Other traditional and next generation nucleic acid services available for the acquisition of biological information include:
- Genomic re-sequencing with variation analysis and annotation
- De novo genome assembly, gap closure, and annotation
- Metagenomic analyses
- Genetic profiling (e.g. 16S or 23S rRNA, RAPD, MLST, AFLP, and PFGE)
- Gene, transcript, and promoter identification
- Annotations for gene characterization and ontology comparisons to find conserved synteny
- RNA sequence analysis for gene expression, e.g. microarray gene expression/characterization or transcriptome applications
- Targeted sequence capture and variation analysis such as the identification of single-nucleotide polymorphisms (SNPs)

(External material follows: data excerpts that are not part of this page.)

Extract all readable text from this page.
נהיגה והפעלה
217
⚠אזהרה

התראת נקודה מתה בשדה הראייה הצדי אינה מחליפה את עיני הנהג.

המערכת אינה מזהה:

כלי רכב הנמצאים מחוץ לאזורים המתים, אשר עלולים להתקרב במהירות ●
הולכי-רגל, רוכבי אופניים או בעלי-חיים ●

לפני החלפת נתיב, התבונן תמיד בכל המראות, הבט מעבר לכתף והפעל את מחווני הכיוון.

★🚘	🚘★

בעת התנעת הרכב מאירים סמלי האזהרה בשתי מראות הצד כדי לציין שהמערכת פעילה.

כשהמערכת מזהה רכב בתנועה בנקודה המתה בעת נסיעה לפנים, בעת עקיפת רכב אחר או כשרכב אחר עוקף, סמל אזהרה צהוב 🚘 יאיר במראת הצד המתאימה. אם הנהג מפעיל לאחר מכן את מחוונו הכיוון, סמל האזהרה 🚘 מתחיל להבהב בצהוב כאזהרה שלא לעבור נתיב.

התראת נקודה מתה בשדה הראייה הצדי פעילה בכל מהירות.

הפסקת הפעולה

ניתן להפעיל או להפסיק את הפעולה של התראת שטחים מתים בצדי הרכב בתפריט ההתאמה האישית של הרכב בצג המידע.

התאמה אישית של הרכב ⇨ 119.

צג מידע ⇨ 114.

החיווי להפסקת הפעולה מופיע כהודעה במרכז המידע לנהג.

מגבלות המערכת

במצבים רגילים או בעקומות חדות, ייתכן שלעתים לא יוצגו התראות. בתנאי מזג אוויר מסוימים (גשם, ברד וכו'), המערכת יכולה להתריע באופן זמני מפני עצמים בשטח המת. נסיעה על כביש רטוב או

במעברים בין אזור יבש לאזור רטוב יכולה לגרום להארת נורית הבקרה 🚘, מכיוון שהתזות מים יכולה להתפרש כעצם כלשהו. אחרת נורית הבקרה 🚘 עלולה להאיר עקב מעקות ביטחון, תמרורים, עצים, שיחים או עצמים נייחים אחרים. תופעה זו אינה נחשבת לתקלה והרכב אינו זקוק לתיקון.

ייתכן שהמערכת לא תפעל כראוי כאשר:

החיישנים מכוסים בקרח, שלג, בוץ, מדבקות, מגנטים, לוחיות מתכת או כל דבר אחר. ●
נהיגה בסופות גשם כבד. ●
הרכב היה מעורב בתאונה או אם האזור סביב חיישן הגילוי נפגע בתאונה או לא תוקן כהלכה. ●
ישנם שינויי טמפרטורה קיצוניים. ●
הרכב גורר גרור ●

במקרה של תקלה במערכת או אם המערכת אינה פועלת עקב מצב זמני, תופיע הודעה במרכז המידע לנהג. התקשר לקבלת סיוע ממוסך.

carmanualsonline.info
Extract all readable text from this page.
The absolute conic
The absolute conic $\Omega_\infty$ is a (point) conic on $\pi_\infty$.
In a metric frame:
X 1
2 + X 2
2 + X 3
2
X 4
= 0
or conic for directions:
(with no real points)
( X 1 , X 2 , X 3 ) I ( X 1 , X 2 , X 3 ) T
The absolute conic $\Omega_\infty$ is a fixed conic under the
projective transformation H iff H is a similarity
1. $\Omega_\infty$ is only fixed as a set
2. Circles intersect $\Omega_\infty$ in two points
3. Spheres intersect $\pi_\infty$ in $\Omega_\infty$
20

- Chromatin immunoprecipitation (ChIP) sequence analysis to determine the location of DNA-binding proteins on the genome for a protein of interest
- RNA immunoprecipitation (RIP) sequence analysis to identify protein-RNA interactions
- Primer designing for preferred specificity along with the associated biophysical details for PCR-based applications
- Plasmid, BACs, cosmids, fosmids, and lambda phage library analyses
Visualization of publication quality data that can be displayed in different formats such as histograms, dendograms, maps, arrows, and/or graphs with coordinates. These various formats include:
- Linear or circular map illustrations
- Multiple sequence alignments to compare gene structure in different organisms to determine relationships and biological functionality
- Displays of gene expression levels
- Illustrations of assembled contigs to show coverage
- Statistical comparisons and analyses
Our department strives to meet the needs of the scientific community for all aspects of biological research to advance science and health. Querying the data at many levels and providing high quality, reliable genome-based information in a timely manner is of paramount importance. The accessibility of data mining tools and genome/sequence browsers through projects by the National Center for Biotechnology Information (NCBI), University of California, Santa Cruz (UCSC) Genome Bioinformatics, DNA DataBank of Japan (DDBJ), and Ensembl (a joint project between European Molecular Biology Laboratory and Sanger Centre) provide additional and excellent resources for sequence analyses, as well as current and publically available genomic information. As cutting-edge technology and third generation tools are created and proven successful, these resources are added to the already large repertoire of genome acquisition, assembly, and analysis services available.